This is stifling Machine Learning Research
Most of my content revolves around machine learning research/ideas. There is a reason for this. While coding-heavy tutorial articles/videos are more popular and valuable, technologies change over time. The ideas and nuances of the techniques however don’t. My goal is to take these complex machine learning concepts that are often found in papers/research and introduce them to you so that you can choose what tool you need to use in your specific context. This article is different. In it, I will take a step back and talk about the peer review system.
There are so many papers being published that if one were stack them on each other as they are published the top of the stack would be moving faster than the speed of light. This raises a paradox because nothing can move faster than the speed of light.The paradox is resolved when we realize the top of the stack of articles is carrying no information.

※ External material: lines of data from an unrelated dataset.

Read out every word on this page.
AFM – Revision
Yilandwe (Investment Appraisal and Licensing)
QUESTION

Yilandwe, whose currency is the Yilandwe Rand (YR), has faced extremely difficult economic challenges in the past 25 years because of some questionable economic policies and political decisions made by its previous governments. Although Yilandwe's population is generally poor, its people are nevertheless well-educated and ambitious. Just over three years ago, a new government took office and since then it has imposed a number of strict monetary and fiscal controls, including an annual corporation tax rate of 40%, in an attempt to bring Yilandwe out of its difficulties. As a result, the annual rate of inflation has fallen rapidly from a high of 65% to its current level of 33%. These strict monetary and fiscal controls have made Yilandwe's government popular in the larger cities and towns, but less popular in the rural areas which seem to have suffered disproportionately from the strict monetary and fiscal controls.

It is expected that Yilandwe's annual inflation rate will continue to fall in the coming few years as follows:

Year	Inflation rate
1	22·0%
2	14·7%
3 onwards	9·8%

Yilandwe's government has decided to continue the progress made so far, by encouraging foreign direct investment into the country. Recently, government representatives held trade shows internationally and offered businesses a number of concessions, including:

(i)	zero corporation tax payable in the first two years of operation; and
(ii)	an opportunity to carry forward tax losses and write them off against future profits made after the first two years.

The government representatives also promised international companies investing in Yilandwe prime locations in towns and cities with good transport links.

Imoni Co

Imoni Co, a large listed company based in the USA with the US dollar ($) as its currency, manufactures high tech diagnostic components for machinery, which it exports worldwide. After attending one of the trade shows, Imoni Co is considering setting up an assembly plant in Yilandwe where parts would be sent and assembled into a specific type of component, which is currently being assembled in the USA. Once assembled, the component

Old physics joke about peer review and the flood of papers being published
Specifically, I will talk briefly about what is, and then what benefits it provides. I will also talk about why we need an overhaul and provide some suggestions on how it could be achieved. The goal of this article is to generate bring attention to the situation and generate some discussion on the system and how it can be improved.
An Introduction
Let’s first understand the basic mechanics of the Peer Review system. Generally, there are 3 parties involved: the author, the editor, and the (in most cases anonymous) reviewers. The author submits a paper which is then passed around to the reviewers. These reviewers comment on multiple aspects of the paper, suggesting improvements etc. The editor then looks at all these reviews. If there is a largely negative review, editor might reject the paper. Otherwise, they will pass the feedback back to the author, who will then enact these changes. This process happens till the paper is published in a journal/publication.
Benefits
Why is this system so spread throughout science? Such an expert provides certain benefits:
- It allows for feedback from multiple sources. Different reviewers are going to bring different experiences and look for different things. This can help in catching errors compared to having just one person/group looking at things.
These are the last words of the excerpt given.